As for the students themselves, as they ask questions about the religious meaning behind the words in the script, and work through the challenge that performing a drama brings with it, Levy-Sisk also hopes the students glean new insight through the piece.
“I hope the kids take away a better understanding of people they don’t already know, differences in our world, a little bit more tolerance for things that are different…respect for the art form and what it can do, and a respect about the work ethic behind creating,” she said.
Although only a month into rehearsals, the students said they have already learned a lot from the play and learned even more from the playwright
“I learned a lot more as to what kind of comments he’s making on the human condition. Before I was picturing this commenting on religion…and escape from a religious family to pursue what you want, but not necessarily in a negative way. But this is escaping expectations and escaping what you’re told to be rather than a religious family,” said senior Tyler Oser, 18, who plays the part of Glen, the husband to be. “It makes it a lot more relatable. It’s easier for me to interpret and its easier for me to perform.”

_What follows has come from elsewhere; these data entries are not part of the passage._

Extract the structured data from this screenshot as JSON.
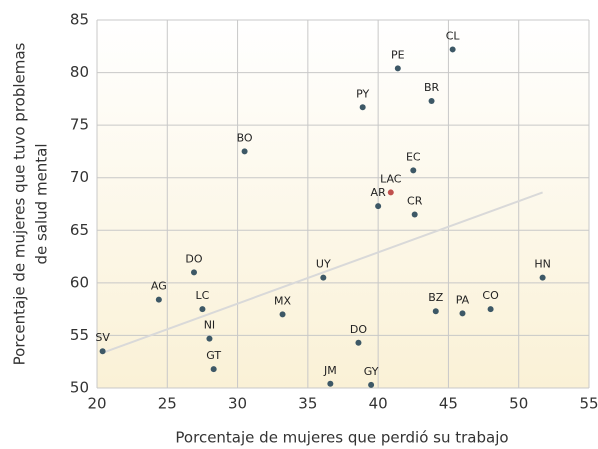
{
  "chart_data": {
    "type": "scatter",
    "x_label": "Porcentaje de mujeres que perdió su trabajo",
    "y_label": [
      "Porcentaje de mujeres que tuvo problemas",
      "de salud mental"
    ],
    "labels": [
      "CL",
      "PE",
      "PY",
      "BR",
      "BO",
      "EC",
      "LAC",
      "AR",
      "CR",
      "DO",
      "UY",
      "HN",
      "AG",
      "LC",
      "MX",
      "BZ",
      "PA",
      "CO",
      "NI",
      "DO",
      "SV",
      "GT",
      "JM",
      "GY"
    ],
    "x": [
      45.3,
      41.4,
      38.9,
      43.8,
      30.5,
      42.5,
      40.9,
      40.0,
      42.6,
      26.9,
      36.1,
      51.7,
      24.4,
      27.5,
      33.2,
      44.1,
      46.0,
      48.0,
      28.0,
      38.6,
      20.4,
      28.3,
      36.6,
      39.5
    ],
    "values": [
      82.2,
      80.4,
      76.7,
      77.3,
      72.5,
      70.7,
      68.6,
      67.3,
      66.5,
      61.0,
      60.5,
      60.5,
      58.4,
      57.5,
      57.0,
      57.3,
      57.1,
      57.5,
      54.7,
      54.3,
      53.5,
      51.8,
      50.4,
      50.3
    ],
    "colors": [
      "#3d5866",
      "#3d5866",
      "#3d5866",
      "#3d5866",
      "#3d5866",
      "#3d5866",
      "#c0504d",
      "#3d5866",
      "#3d5866",
      "#3d5866",
      "#3d5866",
      "#3d5866",
      "#3d5866",
      "#3d5866",
      "#3d5866",
      "#3d5866",
      "#3d5866",
      "#3d5866",
      "#3d5866",
      "#3d5866",
      "#3d5866",
      "#3d5866",
      "#3d5866",
      "#3d5866"
    ],
    "trendline": {
      "x": [
        20.3,
        51.7
      ],
      "y": [
        53.3,
        68.6
      ],
      "color": "#d9d9d9"
    },
    "xlim": [
      20,
      55
    ],
    "xticks": [
      20,
      25,
      30,
      35,
      40,
      45,
      50,
      55
    ],
    "ylim": [
      50,
      85
    ],
    "yticks": [
      50,
      55,
      60,
      65,
      70,
      75,
      80,
      85
    ],
    "grid": true
  }
}
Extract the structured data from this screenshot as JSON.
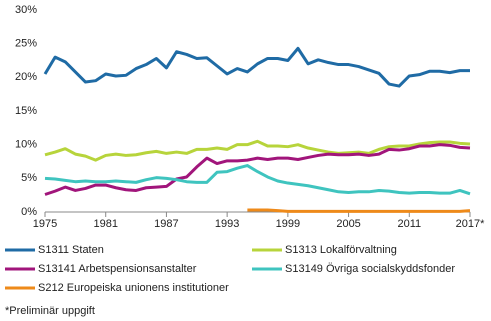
{
  "chart_data": {
    "type": "line",
    "x": [
      1975,
      1976,
      1977,
      1978,
      1979,
      1980,
      1981,
      1982,
      1983,
      1984,
      1985,
      1986,
      1987,
      1988,
      1989,
      1990,
      1991,
      1992,
      1993,
      1994,
      1995,
      1996,
      1997,
      1998,
      1999,
      2000,
      2001,
      2002,
      2003,
      2004,
      2005,
      2006,
      2007,
      2008,
      2009,
      2010,
      2011,
      2012,
      2013,
      2014,
      2015,
      2016,
      2017
    ],
    "xlim": [
      1975,
      2017
    ],
    "xticks": [
      1975,
      1981,
      1987,
      1993,
      1999,
      2005,
      2011,
      {
        "value": 2017,
        "label": "2017*"
      }
    ],
    "ylim": [
      0,
      30
    ],
    "yticks": [
      {
        "value": 0,
        "label": "0%"
      },
      {
        "value": 5,
        "label": "5%"
      },
      {
        "value": 10,
        "label": "10%"
      },
      {
        "value": 15,
        "label": "15%"
      },
      {
        "value": 20,
        "label": "20%"
      },
      {
        "value": 25,
        "label": "25%"
      },
      {
        "value": 30,
        "label": "30%"
      }
    ],
    "grid": false,
    "legend": "bottom",
    "series": [
      {
        "name": "S1311 Staten",
        "color": "#1f6ba5",
        "values": [
          20.5,
          23.0,
          22.3,
          20.8,
          19.3,
          19.5,
          20.5,
          20.2,
          20.3,
          21.3,
          21.9,
          22.8,
          21.4,
          23.8,
          23.4,
          22.8,
          22.9,
          21.7,
          20.5,
          21.3,
          20.8,
          22.0,
          22.8,
          22.8,
          22.5,
          24.3,
          22.0,
          22.6,
          22.2,
          21.9,
          21.9,
          21.6,
          21.1,
          20.6,
          19.0,
          18.7,
          20.2,
          20.4,
          20.9,
          20.9,
          20.7,
          21.0,
          21.0
        ]
      },
      {
        "name": "S1313 Lokalförvaltning",
        "color": "#b7d43b",
        "values": [
          8.5,
          8.9,
          9.4,
          8.6,
          8.3,
          7.7,
          8.4,
          8.6,
          8.4,
          8.5,
          8.8,
          9.0,
          8.7,
          8.9,
          8.7,
          9.3,
          9.3,
          9.5,
          9.3,
          10.0,
          10.0,
          10.5,
          9.8,
          9.8,
          9.7,
          10.0,
          9.5,
          9.2,
          8.9,
          8.7,
          8.8,
          8.9,
          8.7,
          9.3,
          9.7,
          9.8,
          9.8,
          10.1,
          10.3,
          10.4,
          10.4,
          10.2,
          10.1
        ]
      },
      {
        "name": "S13141 Arbetspensionsanstalter",
        "color": "#a1157b",
        "values": [
          2.6,
          3.1,
          3.7,
          3.2,
          3.5,
          4.0,
          4.0,
          3.6,
          3.3,
          3.2,
          3.6,
          3.7,
          3.8,
          4.9,
          5.2,
          6.7,
          8.0,
          7.2,
          7.6,
          7.6,
          7.7,
          8.0,
          7.8,
          8.0,
          8.0,
          7.8,
          8.1,
          8.4,
          8.6,
          8.5,
          8.5,
          8.6,
          8.4,
          8.6,
          9.3,
          9.2,
          9.4,
          9.8,
          9.8,
          10.0,
          9.9,
          9.6,
          9.5
        ]
      },
      {
        "name": "S13149 Övriga socialskyddsfonder",
        "color": "#3fc4bf",
        "values": [
          5.0,
          4.9,
          4.7,
          4.5,
          4.6,
          4.5,
          4.5,
          4.6,
          4.5,
          4.4,
          4.8,
          5.1,
          5.0,
          4.8,
          4.5,
          4.4,
          4.4,
          5.9,
          6.0,
          6.5,
          6.9,
          6.0,
          5.2,
          4.6,
          4.3,
          4.1,
          3.9,
          3.6,
          3.3,
          3.0,
          2.9,
          3.0,
          3.0,
          3.2,
          3.1,
          2.9,
          2.8,
          2.9,
          2.9,
          2.8,
          2.8,
          3.2,
          2.7
        ]
      },
      {
        "name": "S212 Europeiska unionens institutioner",
        "color": "#ee8a1a",
        "values": [
          null,
          null,
          null,
          null,
          null,
          null,
          null,
          null,
          null,
          null,
          null,
          null,
          null,
          null,
          null,
          null,
          null,
          null,
          null,
          null,
          0.3,
          0.3,
          0.3,
          0.2,
          0.1,
          0.1,
          0.1,
          0.1,
          0.1,
          0.1,
          0.1,
          0.1,
          0.1,
          0.1,
          0.1,
          0.1,
          0.1,
          0.1,
          0.1,
          0.1,
          0.1,
          0.1,
          0.2
        ]
      }
    ],
    "footnote": "*Preliminär uppgift"
  }
}
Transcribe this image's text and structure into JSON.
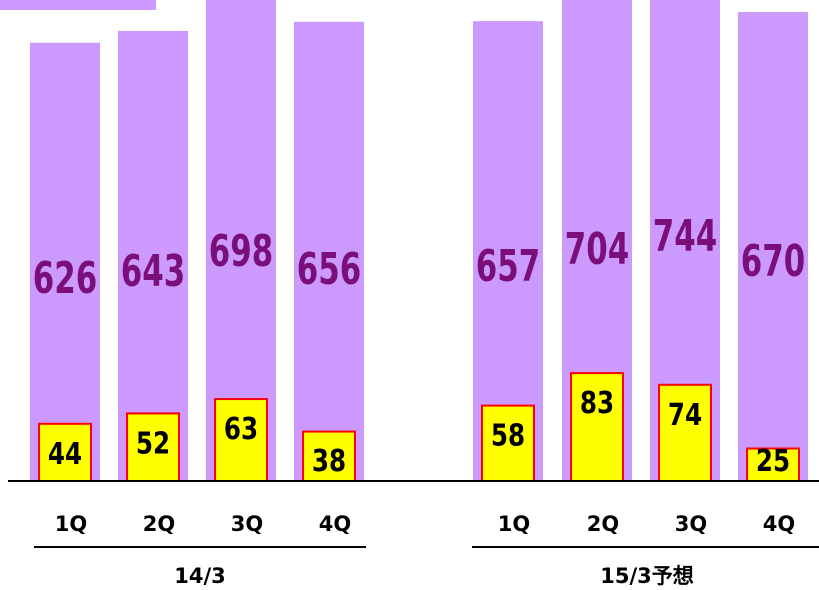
{
  "chart_data": {
    "type": "bar",
    "groups": [
      {
        "label": "14/3",
        "categories": [
          "1Q",
          "2Q",
          "3Q",
          "4Q"
        ]
      },
      {
        "label": "15/3予想",
        "categories": [
          "1Q",
          "2Q",
          "3Q",
          "4Q"
        ]
      }
    ],
    "series": [
      {
        "values": [
          626,
          643,
          698,
          656,
          657,
          704,
          744,
          670
        ],
        "color": "#cc99ff"
      },
      {
        "values": [
          44,
          52,
          63,
          38,
          58,
          83,
          74,
          25
        ],
        "color": "#ffff00",
        "border_color": "#ff0000"
      }
    ],
    "grid": false
  }
}
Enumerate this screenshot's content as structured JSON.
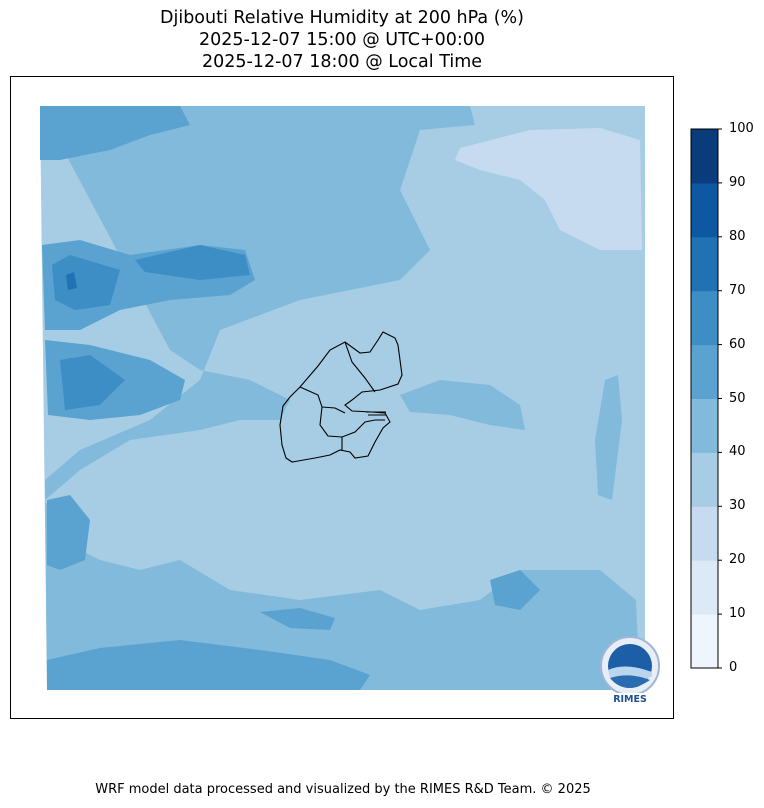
{
  "title": {
    "line1": "Djibouti Relative Humidity at 200 hPa (%)",
    "line2": "2025-12-07 15:00 @ UTC+00:00",
    "line3": "2025-12-07 18:00 @ Local Time"
  },
  "footer": "WRF model data processed and visualized by the RIMES R&D Team. © 2025",
  "logo": {
    "text": "RIMES"
  },
  "chart_data": {
    "type": "heatmap",
    "subtype": "filled-contour map",
    "title": "Djibouti Relative Humidity at 200 hPa (%)",
    "variable": "Relative Humidity",
    "units": "%",
    "colorbar": {
      "levels": [
        0,
        10,
        20,
        30,
        40,
        50,
        60,
        70,
        80,
        90,
        100
      ],
      "tick_labels": [
        "0",
        "10",
        "20",
        "30",
        "40",
        "50",
        "60",
        "70",
        "80",
        "90",
        "100"
      ],
      "colors": [
        "#eff5fc",
        "#dce9f6",
        "#c6dbef",
        "#a6cde3",
        "#81badb",
        "#5aa2d0",
        "#3d8ec4",
        "#2171b5",
        "#0d58a1",
        "#0a3b7a"
      ],
      "orientation": "vertical",
      "placement": "right"
    },
    "field_summary": {
      "dominant_range": "30-40",
      "west_and_south_range": "40-50",
      "west_maxima_range": "50-60",
      "northwest_peak_range": "60-70",
      "northeast_minimum_range": "20-30"
    },
    "overlay": "Djibouti administrative region boundaries",
    "grid": false,
    "legend": "colorbar-right"
  }
}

As the performance date looms every nearer, students like Emma Givney, 17, hope the piece sheds some light for others as well.
“We always get an interesting response. … There could be some people who are uncomfortable with it. There are religious people and extremely liberal people in the school. I think we should expose them to this, but I think we should expect some backlash,” Givney said. “We might get some taunting and high school crap. But I think it will speak to some people and I think that will be really cool.”
The students will perform a preview performance on Feb. 29 at 7 p.m at the High School. The preliminary round of festival will be performed at Borne High School on March 3 at 3 p.m. Both events are free and open to the public.